U.S. Digital Accessibility Laws: Common Guidelines You Need to Know
Digital accessibility has become an increasingly important issue in today’s society, as more and more people rely on technology to perform everyday tasks. In the United States, several laws have been enacted to ensure that digital information is accessible to all individuals, including those with disabilities. Unfortunately, plaintiffs filed over 3,200 digital accessibility lawsuits in 2022 alone. Depending on your website’s niche, you need to comply with one or two laws to ensure accessibility and reduce the risk of lawsuits. This article will explore some of the different US digital accessibility laws that have been put in place to ensure that everyone can access digital content and services.
Section 508 of the Rehabilitation Act
Section 508 of the Rehabilitation Act is a federal law that requires all electronic and information technology (EIT) used by the federal government to be accessible to individuals with disabilities. This includes websites, software, and other digital products used by government agencies. Under Section 508, federal agencies must ensure that their EIT is accessible to people with disabilities, including those who are blind, deaf, or have mobility impairments. The law also requires that all electronic documents, such as PDFs and Word documents, be accessible to people with disabilities. You might be asked to create a VPAT template to indicate the steps you’ve taken to comply with this piece of legislation.
Americans with Disabilities Act (ADA)
The Americans with Disabilities Act (ADA) is a federal civil rights law that bans discrimination against people with disabilities in all aspects of life, including employment, housing, and public accommodations. The law was passed in 1990 and has since been amended several times, including a 2008 amendment that clarified that the ADA applies to the internet. Under the ADA, businesses that offer goods or services to the public must ensure that their websites are accessible to individuals with disabilities. This includes making sure that all digital content, such as images and videos, are accessible to people who are blind or have low vision, as well as ensuring that the website is navigable by people who use assistive technology, such as screen readers or voice recognition software.
The Twenty-First Century Communications and Video Accessibility Act (CVAA)
The Twenty-First Century Communications and Video Accessibility Act (CVAA) is a federal law that requires all video programming that is broadcast on television to be accessible to individuals with disabilities.

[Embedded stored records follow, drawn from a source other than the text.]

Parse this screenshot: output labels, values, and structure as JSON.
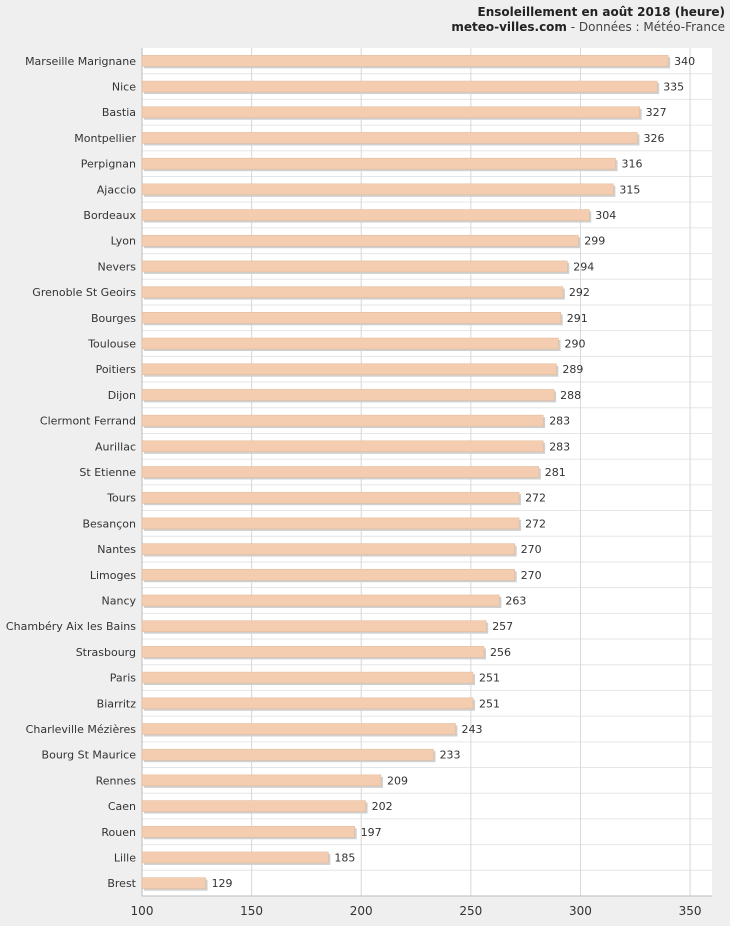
{
  "header": {
    "title": "Ensoleillement en août 2018 (heure)",
    "site": "meteo-villes.com",
    "source_suffix": " - Données : Météo-France"
  },
  "colors": {
    "bar_fill": "#f4cdb0",
    "bar_stroke": "#e0b898",
    "grid": "#d8d8d8",
    "plot_bg": "#ffffff",
    "page_bg": "#efefef",
    "text": "#333333"
  },
  "chart_data": {
    "type": "bar",
    "orientation": "horizontal",
    "categories": [
      "Marseille Marignane",
      "Nice",
      "Bastia",
      "Montpellier",
      "Perpignan",
      "Ajaccio",
      "Bordeaux",
      "Lyon",
      "Nevers",
      "Grenoble St Geoirs",
      "Bourges",
      "Toulouse",
      "Poitiers",
      "Dijon",
      "Clermont Ferrand",
      "Aurillac",
      "St Etienne",
      "Tours",
      "Besançon",
      "Nantes",
      "Limoges",
      "Nancy",
      "Chambéry Aix les Bains",
      "Strasbourg",
      "Paris",
      "Biarritz",
      "Charleville Mézières",
      "Bourg St Maurice",
      "Rennes",
      "Caen",
      "Rouen",
      "Lille",
      "Brest"
    ],
    "values": [
      340,
      335,
      327,
      326,
      316,
      315,
      304,
      299,
      294,
      292,
      291,
      290,
      289,
      288,
      283,
      283,
      281,
      272,
      272,
      270,
      270,
      263,
      257,
      256,
      251,
      251,
      243,
      233,
      209,
      202,
      197,
      185,
      129
    ],
    "xlim": [
      100,
      360
    ],
    "xticks": [
      100,
      150,
      200,
      250,
      300,
      350
    ],
    "grid": true,
    "data_labels": true
  }
}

The law also requires that all equipment used to access video programming, such as set-top boxes and remote controls, be accessible.
Under the CVAA, video programming distributors must provide closed captioning for all television programming that is broadcast on television, as well as on the internet. The law also requires that all video programming be made accessible to individuals who are blind or have low vision through the use of audio description.
Web Content Accessibility Guidelines (WCAG)
The Web Content Accessibility Guidelines (WCAG) are a set of guidelines developed by the World Wide Web Consortium (W3C) to ensure that web content is accessible to individuals with disabilities. The guidelines provide a set of standards for web developers to follow in order to create accessible websites. The latest version, WCAG 2.1, builds on version 2.0 by adding more stringent requirements for mobile site accessibility. There are three levels of compliance with the WCAG guidelines: A, AA, and AAA. Level A is the minimum level of compliance, while AAA is the highest level of compliance. Websites that comply with WCAG level AA are generally considered to be accessible to individuals with disabilities. In addition, the WCAG is the basis of most accessibility laws worldwide, including Section 508 and the ADA.
Complying with Accessibility Laws is Good for Your Business
You might be feeling confused with all the accessibility regulations discussed in this article. However, as you plan and execute your accessibility strategy, you need to remember that the user experience is at the heart of all of these rules. A better user experience for people with disabilities means that everyone else will have a better experience as well. Accessibility is not just about avoiding lawsuits – it also contributes to efficient website performance, higher traffic, better search rankings, and more revenue for your business.